P.S. Not being American, I wouldn't for the life of me be able to say whether an acre is closer to the size of a football field or a stamp. (Square feet is easier, since the number of feet in a meter is quite close to the square root of 10. Roughly 10 sq. ft in a square meter. Unfortunately, that only helps with appartment hunting.)
My scant review of the data shows that it's so small a step that it may be non-existent, which is a good thing, because AGW appears to be non-existent.
It will be a costly step, however, and thus a proper value engineering process, applied to enviromental issues, puts the little pond and others like it on a far higher plane than the SC and others think deserving. They find AGW sexier, it appears, however wasteful and costly.
This is what happens when you put technically illiterate lawyers on the bench, martinned (to grind my little axe again).
In Entergy Corp. v. Riverkeeper, Justice Breyer concurred in part and dissented in part. He was not willing to go nearly as far as the majority opinion (which was joined in full by only the five conservative justices). This opinion is best characterized as 5-1-3, and was a closer case than Adler's post impliedly suggested.
Further, the presence of Justice O'Connor -- who, like Breyer, had a penchant for compromise -- might very well have flipped the result of this close opinion.
Closer to eleven. It's 10.76. Your US apartment is smaller (in sq. meters) than you think it is.
Surely a government must have won somewhere in there...
The statement I said was absurd was that the five cases "could all have come out very differently if we still had O’Connor on the court." Even if she would have voted differently in all five cases -- which is exceedingly unlikely -- and changed the outcome in Summers and Entergy and Winter (another 5-1-3 decision), this would would not have changed the outcome in Couer Alaska and the Superfund cases. To specualte that she might have changed the outcome in a 5-4 or 5-1-3 decision is one thing; to suggest she could have altered the result of an 8-1 decision is, as I said, "absurd."
JHA
That's true in trial court, but in the appellate courts, only to the extent that there is no other advocacy. Heller had a whole library full of amicus briefs, the whole gamut of opinion was adequately represented, not in the least by the justices themselves.
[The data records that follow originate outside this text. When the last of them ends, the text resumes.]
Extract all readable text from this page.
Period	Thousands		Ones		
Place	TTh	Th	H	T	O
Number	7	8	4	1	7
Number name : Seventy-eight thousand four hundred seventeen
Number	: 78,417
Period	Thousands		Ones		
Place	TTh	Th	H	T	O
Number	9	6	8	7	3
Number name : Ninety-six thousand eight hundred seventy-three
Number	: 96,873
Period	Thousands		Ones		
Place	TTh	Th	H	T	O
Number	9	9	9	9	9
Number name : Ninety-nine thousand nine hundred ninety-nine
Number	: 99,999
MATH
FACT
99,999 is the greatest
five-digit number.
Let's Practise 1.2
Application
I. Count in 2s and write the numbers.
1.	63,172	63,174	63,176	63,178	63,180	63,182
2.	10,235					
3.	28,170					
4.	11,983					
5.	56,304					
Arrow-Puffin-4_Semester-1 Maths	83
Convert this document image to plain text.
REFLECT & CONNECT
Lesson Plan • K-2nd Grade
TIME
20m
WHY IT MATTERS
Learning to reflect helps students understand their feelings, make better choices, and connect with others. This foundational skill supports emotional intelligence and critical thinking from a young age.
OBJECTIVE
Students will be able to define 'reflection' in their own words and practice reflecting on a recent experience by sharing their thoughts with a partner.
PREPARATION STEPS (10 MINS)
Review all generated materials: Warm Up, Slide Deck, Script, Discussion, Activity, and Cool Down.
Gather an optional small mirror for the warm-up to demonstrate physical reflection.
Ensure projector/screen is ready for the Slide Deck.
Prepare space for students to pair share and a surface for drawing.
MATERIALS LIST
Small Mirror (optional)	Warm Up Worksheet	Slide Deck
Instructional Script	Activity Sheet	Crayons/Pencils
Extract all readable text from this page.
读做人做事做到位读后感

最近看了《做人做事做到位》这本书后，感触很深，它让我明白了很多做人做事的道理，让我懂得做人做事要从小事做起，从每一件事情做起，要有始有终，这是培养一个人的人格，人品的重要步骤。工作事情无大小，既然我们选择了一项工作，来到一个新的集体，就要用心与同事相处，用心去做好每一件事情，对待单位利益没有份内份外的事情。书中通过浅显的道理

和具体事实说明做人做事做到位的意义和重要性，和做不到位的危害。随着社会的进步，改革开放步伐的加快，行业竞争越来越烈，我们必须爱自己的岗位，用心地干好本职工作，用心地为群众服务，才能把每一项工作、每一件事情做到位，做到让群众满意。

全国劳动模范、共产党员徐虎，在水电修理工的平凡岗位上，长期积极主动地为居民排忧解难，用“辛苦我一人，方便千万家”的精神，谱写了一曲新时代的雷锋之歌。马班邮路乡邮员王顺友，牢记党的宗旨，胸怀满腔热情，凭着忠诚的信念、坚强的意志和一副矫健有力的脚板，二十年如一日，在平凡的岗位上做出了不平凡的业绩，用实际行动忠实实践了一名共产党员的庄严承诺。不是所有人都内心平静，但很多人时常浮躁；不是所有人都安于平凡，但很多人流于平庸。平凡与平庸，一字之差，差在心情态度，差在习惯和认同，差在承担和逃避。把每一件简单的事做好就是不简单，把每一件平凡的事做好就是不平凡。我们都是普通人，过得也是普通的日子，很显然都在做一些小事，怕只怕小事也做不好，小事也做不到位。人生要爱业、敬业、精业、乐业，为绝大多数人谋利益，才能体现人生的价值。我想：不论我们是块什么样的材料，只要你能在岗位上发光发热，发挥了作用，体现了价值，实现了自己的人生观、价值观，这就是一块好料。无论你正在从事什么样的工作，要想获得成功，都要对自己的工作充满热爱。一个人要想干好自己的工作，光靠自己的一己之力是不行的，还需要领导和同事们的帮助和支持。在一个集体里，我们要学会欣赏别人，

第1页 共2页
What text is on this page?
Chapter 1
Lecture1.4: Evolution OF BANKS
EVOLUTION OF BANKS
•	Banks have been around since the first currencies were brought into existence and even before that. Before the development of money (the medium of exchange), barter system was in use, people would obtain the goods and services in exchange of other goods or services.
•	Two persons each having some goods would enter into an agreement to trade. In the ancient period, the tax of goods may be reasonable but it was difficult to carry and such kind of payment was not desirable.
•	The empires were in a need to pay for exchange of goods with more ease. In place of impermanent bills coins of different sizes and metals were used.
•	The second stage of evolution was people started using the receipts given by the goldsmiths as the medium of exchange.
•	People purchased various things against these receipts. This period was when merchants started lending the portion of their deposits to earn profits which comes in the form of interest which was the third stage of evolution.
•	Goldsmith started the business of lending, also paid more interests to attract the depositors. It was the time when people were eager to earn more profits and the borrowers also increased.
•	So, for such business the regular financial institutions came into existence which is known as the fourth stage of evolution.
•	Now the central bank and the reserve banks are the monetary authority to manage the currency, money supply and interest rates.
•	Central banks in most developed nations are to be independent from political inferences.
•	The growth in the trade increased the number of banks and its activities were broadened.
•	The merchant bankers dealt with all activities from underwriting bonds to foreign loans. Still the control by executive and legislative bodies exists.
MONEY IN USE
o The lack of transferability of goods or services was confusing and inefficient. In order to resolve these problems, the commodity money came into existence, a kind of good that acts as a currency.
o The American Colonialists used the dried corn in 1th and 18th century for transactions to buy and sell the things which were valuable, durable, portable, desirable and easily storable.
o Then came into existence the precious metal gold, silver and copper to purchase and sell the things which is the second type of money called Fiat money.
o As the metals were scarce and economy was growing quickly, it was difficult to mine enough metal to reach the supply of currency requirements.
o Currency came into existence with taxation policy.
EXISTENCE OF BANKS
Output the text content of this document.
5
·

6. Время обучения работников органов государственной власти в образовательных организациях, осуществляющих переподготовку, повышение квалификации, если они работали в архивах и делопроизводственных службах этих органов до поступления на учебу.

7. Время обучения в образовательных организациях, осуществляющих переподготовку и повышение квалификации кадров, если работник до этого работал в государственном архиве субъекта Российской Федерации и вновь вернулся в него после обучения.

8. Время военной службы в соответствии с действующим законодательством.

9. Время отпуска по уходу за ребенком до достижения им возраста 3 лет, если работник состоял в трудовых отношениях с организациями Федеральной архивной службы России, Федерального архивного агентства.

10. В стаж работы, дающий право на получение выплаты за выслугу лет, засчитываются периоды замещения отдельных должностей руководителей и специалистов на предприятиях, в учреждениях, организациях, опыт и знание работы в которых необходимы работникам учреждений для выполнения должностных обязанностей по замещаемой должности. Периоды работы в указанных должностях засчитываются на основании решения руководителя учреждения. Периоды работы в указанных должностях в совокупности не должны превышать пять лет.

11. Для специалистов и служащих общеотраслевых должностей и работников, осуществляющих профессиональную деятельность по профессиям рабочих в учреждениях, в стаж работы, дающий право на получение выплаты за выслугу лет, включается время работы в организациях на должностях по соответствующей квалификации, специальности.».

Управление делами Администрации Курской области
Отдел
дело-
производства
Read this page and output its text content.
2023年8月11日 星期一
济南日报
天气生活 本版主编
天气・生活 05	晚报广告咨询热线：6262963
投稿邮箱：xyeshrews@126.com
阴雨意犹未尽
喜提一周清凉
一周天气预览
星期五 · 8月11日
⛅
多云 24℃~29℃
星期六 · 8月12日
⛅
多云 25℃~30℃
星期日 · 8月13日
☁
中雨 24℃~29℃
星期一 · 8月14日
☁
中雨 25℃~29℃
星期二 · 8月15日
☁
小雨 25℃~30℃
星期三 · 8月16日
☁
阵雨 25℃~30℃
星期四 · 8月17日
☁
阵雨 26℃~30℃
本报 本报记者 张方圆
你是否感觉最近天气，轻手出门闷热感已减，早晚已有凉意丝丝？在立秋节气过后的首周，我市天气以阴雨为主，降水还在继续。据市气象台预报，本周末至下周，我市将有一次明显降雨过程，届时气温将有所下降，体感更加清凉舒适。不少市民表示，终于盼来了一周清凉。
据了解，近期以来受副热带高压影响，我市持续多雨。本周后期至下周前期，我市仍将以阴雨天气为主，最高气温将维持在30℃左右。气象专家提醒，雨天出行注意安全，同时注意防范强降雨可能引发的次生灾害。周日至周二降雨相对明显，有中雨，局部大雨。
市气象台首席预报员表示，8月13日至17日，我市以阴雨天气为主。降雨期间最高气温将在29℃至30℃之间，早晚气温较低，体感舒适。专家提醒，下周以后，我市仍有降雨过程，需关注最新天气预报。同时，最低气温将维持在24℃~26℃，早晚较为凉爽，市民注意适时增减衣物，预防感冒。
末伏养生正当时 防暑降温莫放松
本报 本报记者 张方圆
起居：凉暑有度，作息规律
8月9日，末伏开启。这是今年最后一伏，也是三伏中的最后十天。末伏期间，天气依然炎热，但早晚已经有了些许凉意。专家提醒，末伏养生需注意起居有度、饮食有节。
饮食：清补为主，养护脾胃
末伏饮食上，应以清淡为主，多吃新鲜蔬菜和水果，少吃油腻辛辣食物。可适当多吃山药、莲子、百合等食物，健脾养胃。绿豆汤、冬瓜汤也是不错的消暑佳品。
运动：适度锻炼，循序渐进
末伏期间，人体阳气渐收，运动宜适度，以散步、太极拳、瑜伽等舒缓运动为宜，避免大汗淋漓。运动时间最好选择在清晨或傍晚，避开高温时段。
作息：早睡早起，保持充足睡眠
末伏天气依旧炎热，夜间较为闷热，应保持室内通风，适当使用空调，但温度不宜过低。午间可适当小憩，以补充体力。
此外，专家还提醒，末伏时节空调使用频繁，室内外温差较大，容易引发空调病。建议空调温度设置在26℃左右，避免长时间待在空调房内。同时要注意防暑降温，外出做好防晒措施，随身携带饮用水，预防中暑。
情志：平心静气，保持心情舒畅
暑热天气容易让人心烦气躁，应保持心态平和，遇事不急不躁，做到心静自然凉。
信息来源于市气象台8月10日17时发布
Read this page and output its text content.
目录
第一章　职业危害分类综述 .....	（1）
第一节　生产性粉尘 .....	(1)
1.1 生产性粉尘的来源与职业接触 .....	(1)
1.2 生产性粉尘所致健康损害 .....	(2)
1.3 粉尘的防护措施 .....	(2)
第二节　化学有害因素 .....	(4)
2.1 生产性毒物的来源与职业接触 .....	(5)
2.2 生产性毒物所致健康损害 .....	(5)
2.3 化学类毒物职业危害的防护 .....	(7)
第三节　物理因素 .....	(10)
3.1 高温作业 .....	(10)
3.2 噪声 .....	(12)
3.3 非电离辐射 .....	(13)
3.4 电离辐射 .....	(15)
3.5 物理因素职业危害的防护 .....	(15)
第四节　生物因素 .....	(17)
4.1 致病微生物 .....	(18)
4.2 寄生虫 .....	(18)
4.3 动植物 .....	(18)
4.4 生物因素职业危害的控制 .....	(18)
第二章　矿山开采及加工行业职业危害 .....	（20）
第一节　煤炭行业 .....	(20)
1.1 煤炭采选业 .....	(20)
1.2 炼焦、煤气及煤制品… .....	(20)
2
In such cases, the only reason why it matters particularly what the SG thinks is because some of the justices might be particularly inclined to give the government what it wants.
"P.S. Not being American, I wouldn't for the life of me be able to say whether an acre is closer to the size of a football field or a stamp."
As you are posting here you must have access to the internet. So just type "1 acre=" into Google and presto you getYou don't have to be an American to run Google. As you obviously have excellent English skills, everything on the Internet should be just as available to you as any American.
As a better alternative to using Google to do a conversion use Wolfram Alpha. Then you can type in "23 acres in hectares" and get 9.308 hectares.
Wolfram Alpha can do even more esoteric stuff. Let's say you want to find what a German size 11 shoe would be in Japan. Type "German men's size 11 shoe in Japanese size" and get "7.5." Wolfram Alpha is like Google with calculational capability. It will do virtually any conversion and much more. All free with a few keystrokes and you don't have to be American.